La Almudena - Madrid's Feast Day

November 9th is the feast day of the Virgin of Almudena (Virgen de la Almudena) and it is an official holiday here in Madrid, which means no school!

Story of Madrid's patron saint

Prior to the invasion by Muslims in the 700’s, town people of what is today Madrid, hid a statue of the Virgin Mary in their city wall. Three centuries later, when Christian soldiers recaptured Madrid, the city wall crumbled before them, revealing the statue with two burning candles on each side - still burning after 300 years! The virgin was named after the Arabic word for city, Al Mudayna. The town made the Virgin of Almudena their patron saint and dedicated their cathedral after her, where one can find the statue today.

Feast day activities

Madrileños (people of Madrid) celebrate this feast day with passion. This was not going to be a lazy, hang around the home day, no we went out to the join in the festivities. First, there is a large mass for thousands in the main plaza of Madrid, la Playa Major, followed by a procession with the statue of the Virgin of Almudena. The streets were overflowing with thousands of people cheering and even some in traditional Spanish costumes. As we approached the cathedral, Nuestra Señora de la Almudena, I noticed flower vendors everywhere selling carnations and roses. After paying three euros for a small bouquet, I headed to the outdoor chapel and gave my offering to volunteers who placed my flowers into the chicken wire wall, which quickly became a solid wall of flowers.

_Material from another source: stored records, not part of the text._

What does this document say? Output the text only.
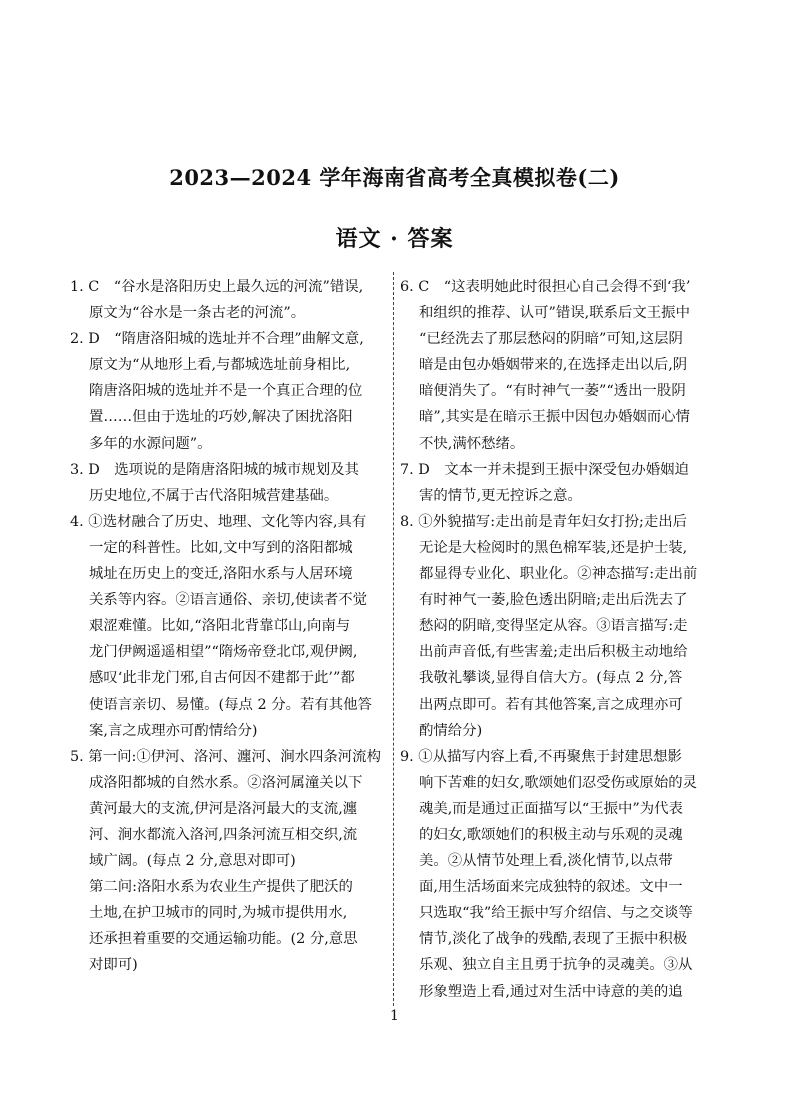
2023—2024 学年海南省高考全真模拟卷(二)
语文 · 答案
1. C　“谷水是洛阳历史上最久远的河流”错误,
原文为“谷水是一条古老的河流”。
2. D　“隋唐洛阳城的选址并不合理”曲解文意,
原文为“从地形上看,与都城选址前身相比,
隋唐洛阳城的选址并不是一个真正合理的位
置……但由于选址的巧妙,解决了困扰洛阳
多年的水源问题”。
3. D　选项说的是隋唐洛阳城的城市规划及其
历史地位,不属于古代洛阳城营建基础。
4. ①选材融合了历史、地理、文化等内容,具有
一定的科普性。比如,文中写到的洛阳都城
城址在历史上的变迁,洛阳水系与人居环境
关系等内容。②语言通俗、亲切,使读者不觉
艰涩难懂。比如,“洛阳北背靠邙山,向南与
龙门伊阙遥遥相望”“隋炀帝登北邙,观伊阙,
感叹‘此非龙门邪,自古何因不建都于此’”都
使语言亲切、易懂。(每点 2 分。若有其他答
案,言之成理亦可酌情给分)
5. 第一问:①伊河、洛河、瀍河、涧水四条河流构
成洛阳都城的自然水系。②洛河属潼关以下
黄河最大的支流,伊河是洛河最大的支流,瀍
河、涧水都流入洛河,四条河流互相交织,流
域广阔。(每点 2 分,意思对即可)
第二问:洛阳水系为农业生产提供了肥沃的
土地,在护卫城市的同时,为城市提供用水,
还承担着重要的交通运输功能。(2 分,意思
对即可)
6. C　“这表明她此时很担心自己会得不到‘我’
和组织的推荐、认可”错误,联系后文王振中
“已经洗去了那层愁闷的阴暗”可知,这层阴
暗是由包办婚姻带来的,在选择走出以后,阴
暗便消失了。“有时神气一萎”“透出一股阴
暗”,其实是在暗示王振中因包办婚姻而心情
不快,满怀愁绪。
7. D　文本一并未提到王振中深受包办婚姻迫
害的情节,更无控诉之意。
8. ①外貌描写:走出前是青年妇女打扮;走出后
无论是大检阅时的黑色棉军装,还是护士装,
都显得专业化、职业化。②神态描写:走出前
有时神气一萎,脸色透出阴暗;走出后洗去了
愁闷的阴暗,变得坚定从容。③语言描写:走
出前声音低,有些害羞;走出后积极主动地给
我敬礼攀谈,显得自信大方。(每点 2 分,答
出两点即可。若有其他答案,言之成理亦可
酌情给分)
9. ①从描写内容上看,不再聚焦于封建思想影
响下苦难的妇女,歌颂她们忍受伤或原始的灵
魂美,而是通过正面描写以“王振中”为代表
的妇女,歌颂她们的积极主动与乐观的灵魂
美。②从情节处理上看,淡化情节,以点带
面,用生活场面来完成独特的叙述。文中一
只选取“我”给王振中写介绍信、与之交谈等
情节,淡化了战争的残酷,表现了王振中积极
乐观、独立自主且勇于抗争的灵魂美。③从
形象塑造上看,通过对生活中诗意的美的追
1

The patron of Madrid statue in the background is surrounded by a wall of flowers

Madrileños celebrate in traditional Spanish clothing

Traditional dessert

Not far from la Playa Major, a famous pastry shop, La Mallorquina, displays special cakes called Corona de la Almudena. This coffee cake ring can be plain or filled with a custard or cream filling. We bought one filled with chocolate whipped cream. In addition to the pastry, we were given a miniature statue of the Virgin of Almudena and a gold paper crown. Once home, we hid the statue in the soft chocolate whip cream of our cake (symbolising the hiding of the statue in the wall, but we skipped the burning candles). After cutting the cake, we distributed the pieces, not knowing who would receive the slice with the statue. My sister was quick to discover the statue in her slice, and was crowned queen for the day!